The U.S. Capitol building stands in Washington, D.C., on Tuesday, Sept. 8, 2020.
Stefani Reynolds | Bloomberg | Getty Images

Government and business debt soared in the second quarter as the U.S. dealt with the coronavirus pandemic, even as personal net worth rose and consumer credit plunged at a record level.

A Federal Reserve report released Monday showed the total household balance sheet in the U.S. rose to nearly $119 trillion in the April-through-June period, a 6.8% increase from the first quarter.

The gain in net worth was driven almost exclusively by the stock market.

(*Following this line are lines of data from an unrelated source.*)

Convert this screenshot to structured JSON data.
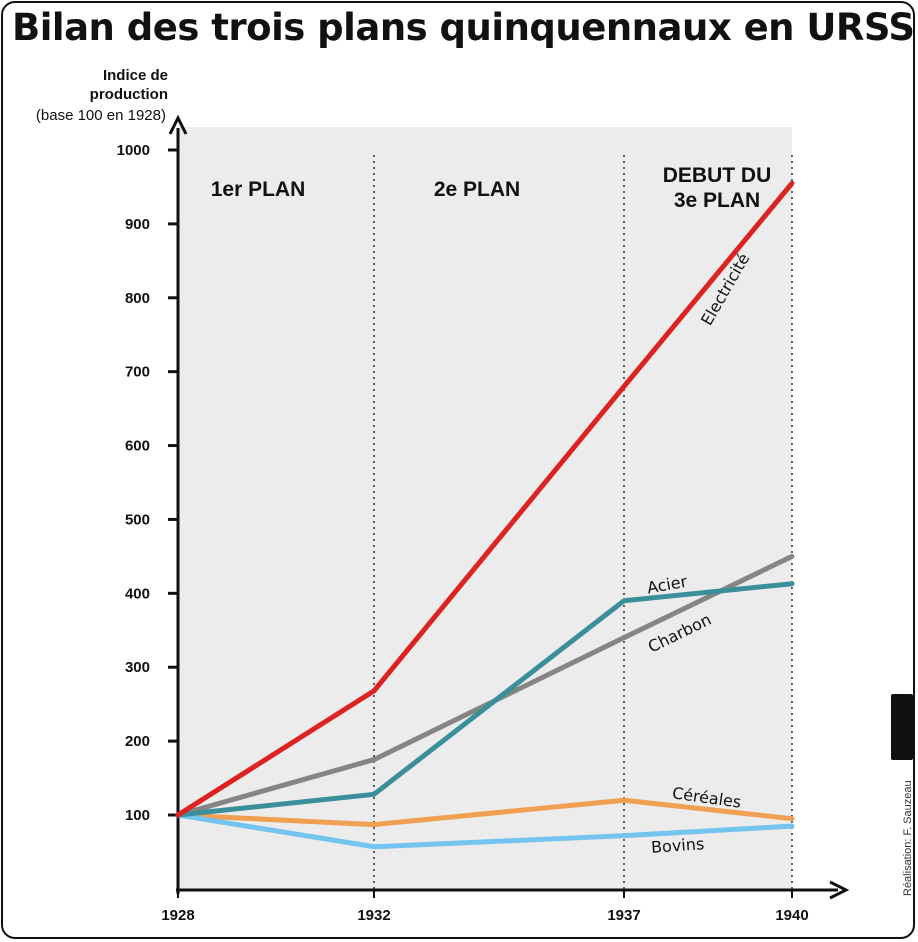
{
  "title": "Bilan des trois plans quinquennaux en URSS",
  "credit": "Réalisation: F. Sauzeau",
  "license_icon": "cc-by-nc-sa-icon",
  "chart_data": {
    "type": "line",
    "title": "Bilan des trois plans quinquennaux en URSS",
    "ylabel_lines": [
      "Indice de",
      "production"
    ],
    "ylabel_sub": "(base 100 en 1928)",
    "xlabel": "",
    "x": [
      1928,
      1932,
      1937,
      1940
    ],
    "x_tick_labels": [
      "1928",
      "1932",
      "1937",
      "1940"
    ],
    "ylim": [
      0,
      1000
    ],
    "y_ticks": [
      100,
      200,
      300,
      400,
      500,
      600,
      700,
      800,
      900,
      1000
    ],
    "y_tick_labels": [
      "100",
      "200",
      "300",
      "400",
      "500",
      "600",
      "700",
      "800",
      "900",
      "1000"
    ],
    "grid": false,
    "periods": [
      {
        "lines": [
          "1er PLAN"
        ],
        "from": 1928,
        "to": 1932
      },
      {
        "lines": [
          "2e PLAN"
        ],
        "from": 1932,
        "to": 1937
      },
      {
        "lines": [
          "DEBUT DU",
          "3e PLAN"
        ],
        "from": 1937,
        "to": 1940
      }
    ],
    "series": [
      {
        "name": "Electricité",
        "values": [
          100,
          268,
          680,
          955
        ],
        "color": "#dd2222"
      },
      {
        "name": "Charbon",
        "values": [
          100,
          175,
          340,
          450
        ],
        "color": "#858585"
      },
      {
        "name": "Acier",
        "values": [
          100,
          128,
          390,
          413
        ],
        "color": "#3a8f9a"
      },
      {
        "name": "Céréales",
        "values": [
          100,
          87,
          120,
          95
        ],
        "color": "#f0a050"
      },
      {
        "name": "Bovins",
        "values": [
          100,
          57,
          72,
          85
        ],
        "color": "#74c4f0"
      }
    ],
    "colors": {
      "background": "#ececec",
      "axis": "#111111"
    }
  }
}
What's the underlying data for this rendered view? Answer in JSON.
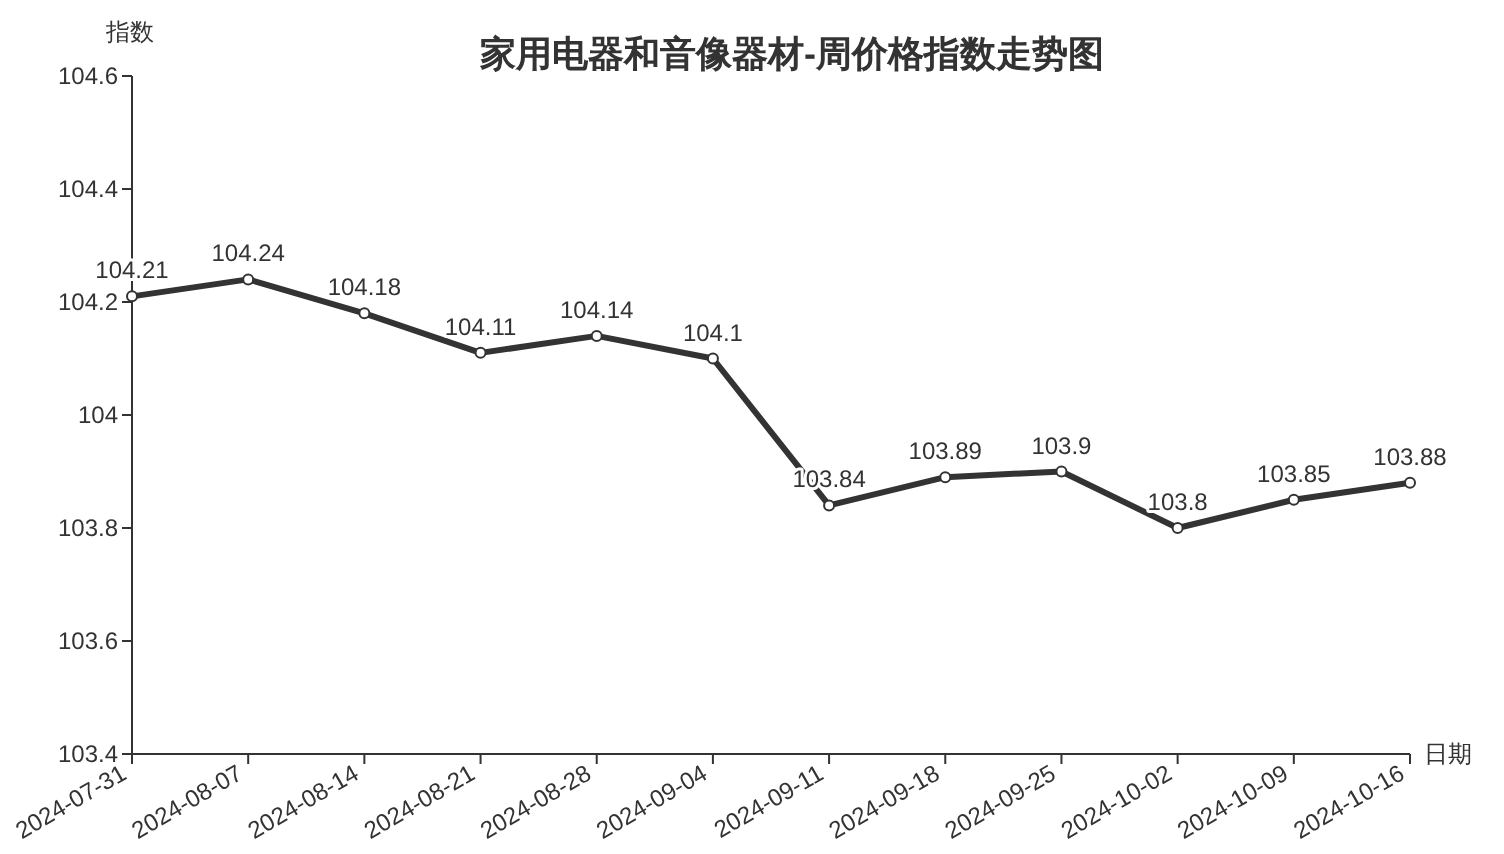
{
  "chart_data": {
    "type": "line",
    "title": "家用电器和音像器材-周价格指数走势图",
    "xlabel": "日期",
    "ylabel": "指数",
    "categories": [
      "2024-07-31",
      "2024-08-07",
      "2024-08-14",
      "2024-08-21",
      "2024-08-28",
      "2024-09-04",
      "2024-09-11",
      "2024-09-18",
      "2024-09-25",
      "2024-10-02",
      "2024-10-09",
      "2024-10-16"
    ],
    "series": [
      {
        "color": "#333333",
        "values": [
          104.21,
          104.24,
          104.18,
          104.11,
          104.14,
          104.1,
          103.84,
          103.89,
          103.9,
          103.8,
          103.85,
          103.88
        ]
      }
    ],
    "ylim": [
      103.4,
      104.6
    ],
    "yticks": [
      103.4,
      103.6,
      103.8,
      104,
      104.2,
      104.4,
      104.6
    ],
    "data_labels": true,
    "marker": "circle",
    "line_style": "solid"
  }
}
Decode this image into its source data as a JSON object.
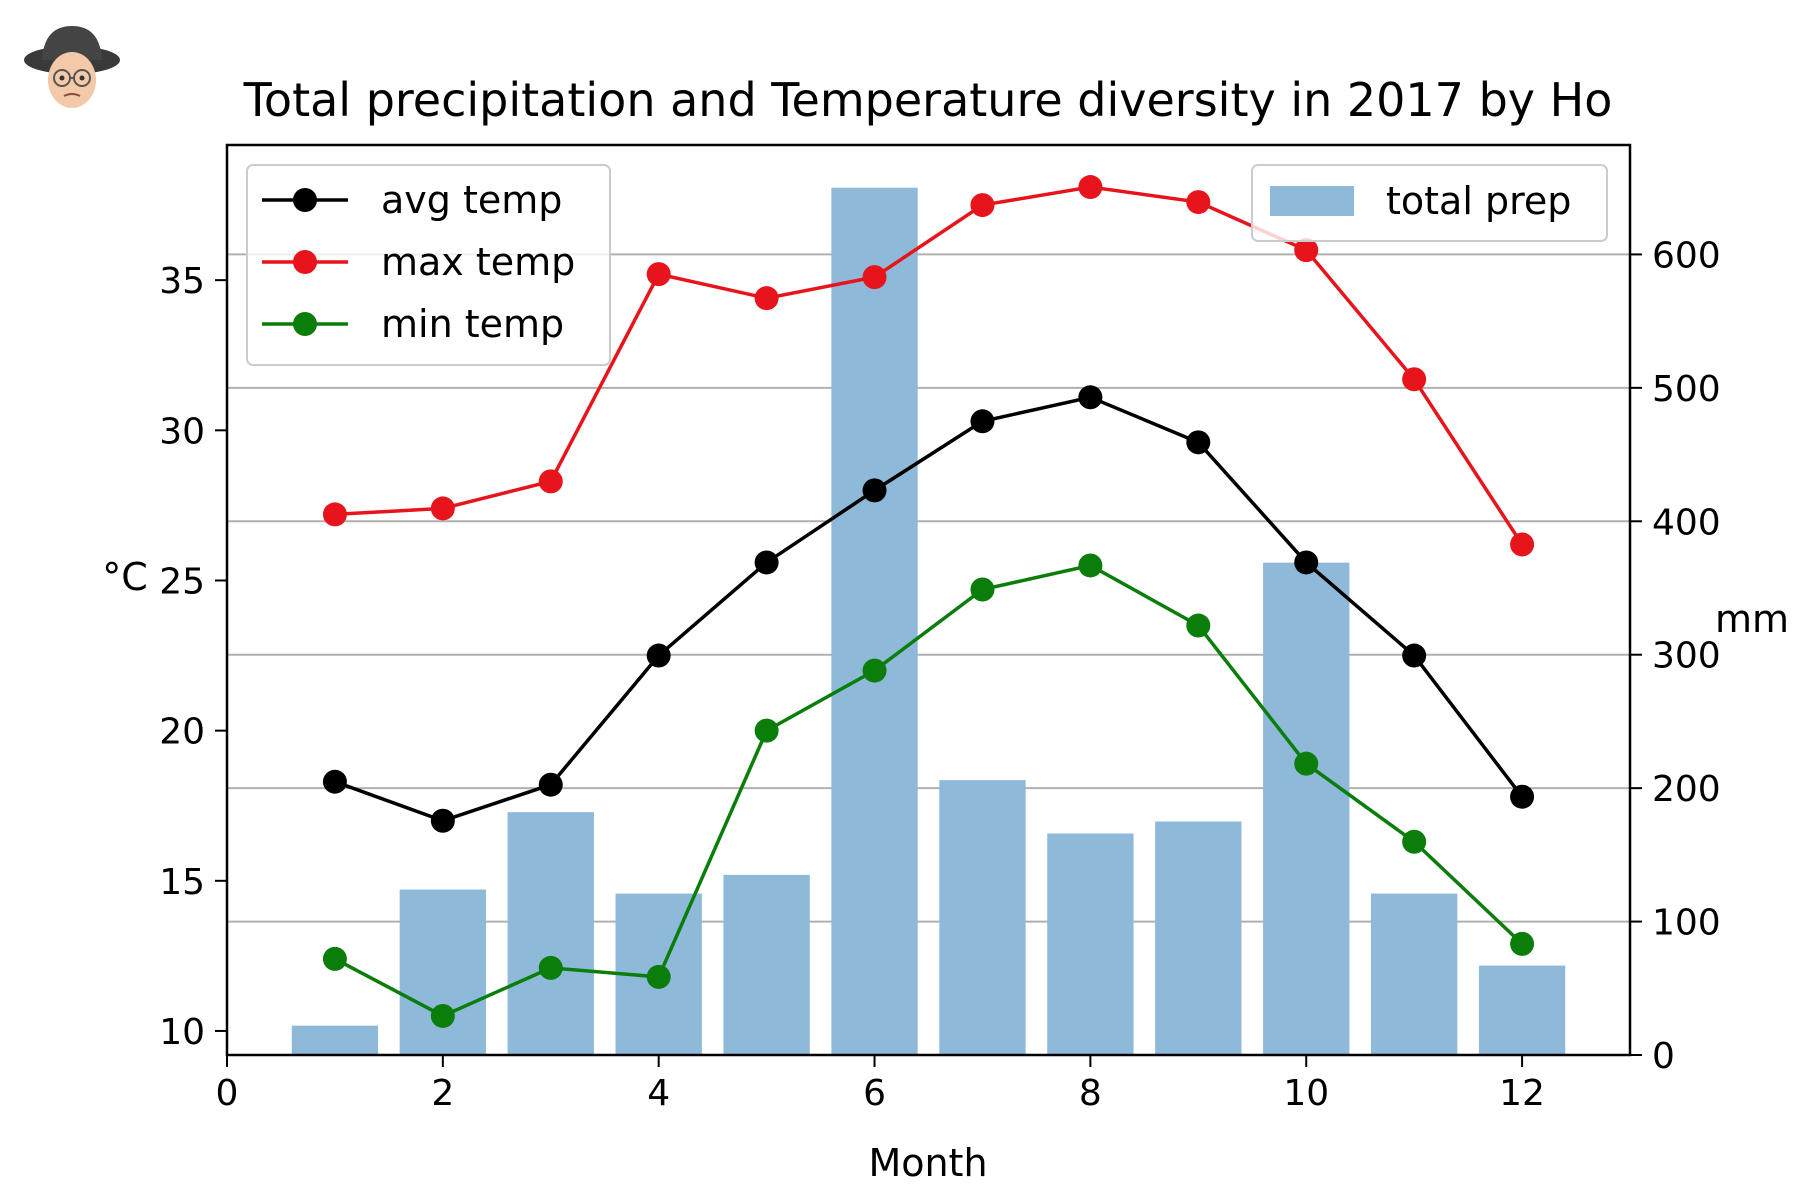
{
  "chart_data": {
    "type": "bar+line",
    "title": "Total precipitation and Temperature diversity in 2017 by Ho",
    "xlabel": "Month",
    "ylabel_left": "°C",
    "ylabel_right": "mm",
    "xlim": [
      0,
      13
    ],
    "ylim_left": [
      9.2,
      39.5
    ],
    "ylim_right": [
      0,
      682
    ],
    "x_ticks": [
      0,
      2,
      4,
      6,
      8,
      10,
      12
    ],
    "y_left_ticks": [
      10,
      15,
      20,
      25,
      30,
      35
    ],
    "y_right_ticks": [
      0,
      100,
      200,
      300,
      400,
      500,
      600
    ],
    "grid": "right axis horizontal",
    "x": [
      1,
      2,
      3,
      4,
      5,
      6,
      7,
      8,
      9,
      10,
      11,
      12
    ],
    "bars": {
      "name": "total prep",
      "axis": "right",
      "color": "#8fb9d8",
      "values": [
        22,
        124,
        182,
        121,
        135,
        650,
        206,
        166,
        175,
        369,
        121,
        67
      ]
    },
    "series": [
      {
        "name": "avg temp",
        "axis": "left",
        "color": "#000000",
        "values": [
          18.3,
          17.0,
          18.2,
          22.5,
          25.6,
          28.0,
          30.3,
          31.1,
          29.6,
          25.6,
          22.5,
          17.8
        ]
      },
      {
        "name": "max temp",
        "axis": "left",
        "color": "#e8141c",
        "values": [
          27.2,
          27.4,
          28.3,
          35.2,
          34.4,
          35.1,
          37.5,
          38.1,
          37.6,
          36.0,
          31.7,
          26.2
        ]
      },
      {
        "name": "min temp",
        "axis": "left",
        "color": "#0a7d0a",
        "values": [
          12.4,
          10.5,
          12.1,
          11.8,
          20.0,
          22.0,
          24.7,
          25.5,
          23.5,
          18.9,
          16.3,
          12.9
        ]
      }
    ],
    "legend_lines_position": "upper-left",
    "legend_bars_position": "upper-right"
  }
}
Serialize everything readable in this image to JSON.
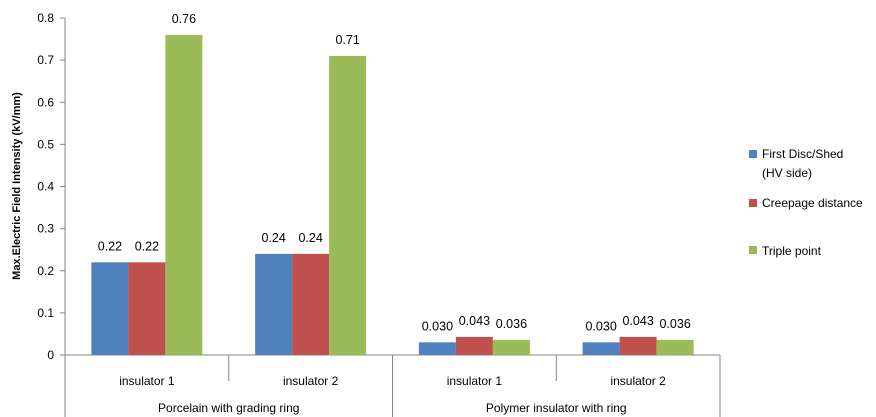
{
  "chart_data": {
    "type": "bar",
    "ylabel": "Max.Electric Field Intensity (kV/mm)",
    "ylim": [
      0,
      0.8
    ],
    "yticks": [
      "0",
      "0.1",
      "0.2",
      "0.3",
      "0.4",
      "0.5",
      "0.6",
      "0.7",
      "0.8"
    ],
    "grid": false,
    "legend_position": "right",
    "groups": [
      {
        "label": "Porcelain with grading ring",
        "categories": [
          "insulator 1",
          "insulator 2"
        ]
      },
      {
        "label": "Polymer insulator with ring",
        "categories": [
          "insulator 1",
          "insulator 2"
        ]
      }
    ],
    "series": [
      {
        "name": "First Disc/Shed (HV side)",
        "color": "#4f81bd",
        "values": [
          0.22,
          0.24,
          0.03,
          0.03
        ],
        "labels": [
          "0.22",
          "0.24",
          "0.030",
          "0.030"
        ]
      },
      {
        "name": "Creepage distance",
        "color": "#c0504d",
        "values": [
          0.22,
          0.24,
          0.043,
          0.043
        ],
        "labels": [
          "0.22",
          "0.24",
          "0.043",
          "0.043"
        ]
      },
      {
        "name": "Triple point",
        "color": "#9bbb59",
        "values": [
          0.76,
          0.71,
          0.036,
          0.036
        ],
        "labels": [
          "0.76",
          "0.71",
          "0.036",
          "0.036"
        ]
      }
    ],
    "legend": {
      "first_line": "First Disc/Shed",
      "second_line": "(HV side)",
      "creepage": "Creepage distance",
      "triple": "Triple point"
    }
  }
}
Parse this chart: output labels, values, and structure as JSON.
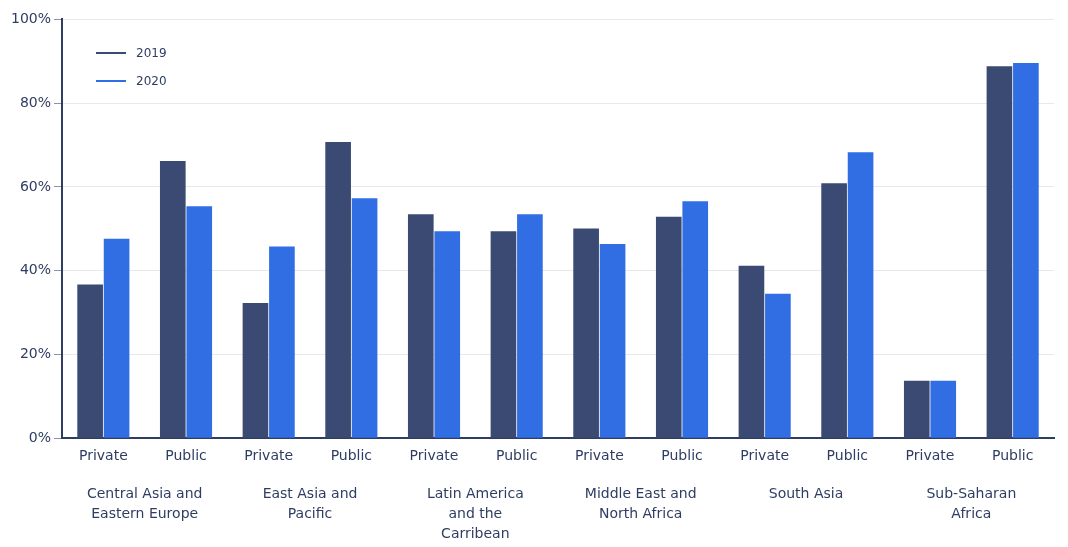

Thanks in large part to unprecedented fiscal and monetary stimulus, the S&P 500 gained 20% during the quarter. That in turn led to a $5.7 trillion rise in net worth, or 75% of the total increase. Real estate contributed $500 million.

As financial assets climbed, debt, at least at the household level, went nowhere.

In fact, consumer credit tumbled at a post-World War II record 6.6% annual pace thanks in large part to a decline in credit card balances to $953.8 billion from $1.02 trillion. Student loan debt was little changed at $1.68 trillion, while auto loans edged higher to just shy of $1.2 trillion.

That came as the federal government and businesses continued to ratchet up debt. In all, domestic nonfinancial debt totaled $59.3 trillion.

Federal government debt exploded at a 58.9% pace as Congress passed the CARES Act to support an economy that had gone into lockdown at the end of the first quarter to combat the Covid-19 spread.

Nonfinancial business debt rose by 14%, which actually was below the 18.4% rise in Q1 but still well above any pre-pandemic level going back to at least 1980. State government debt rose by 3.5%, its quickest since 2009.

The data comes from the Fed's quarterly Financial Accounts survey, previously known as the flow of funds.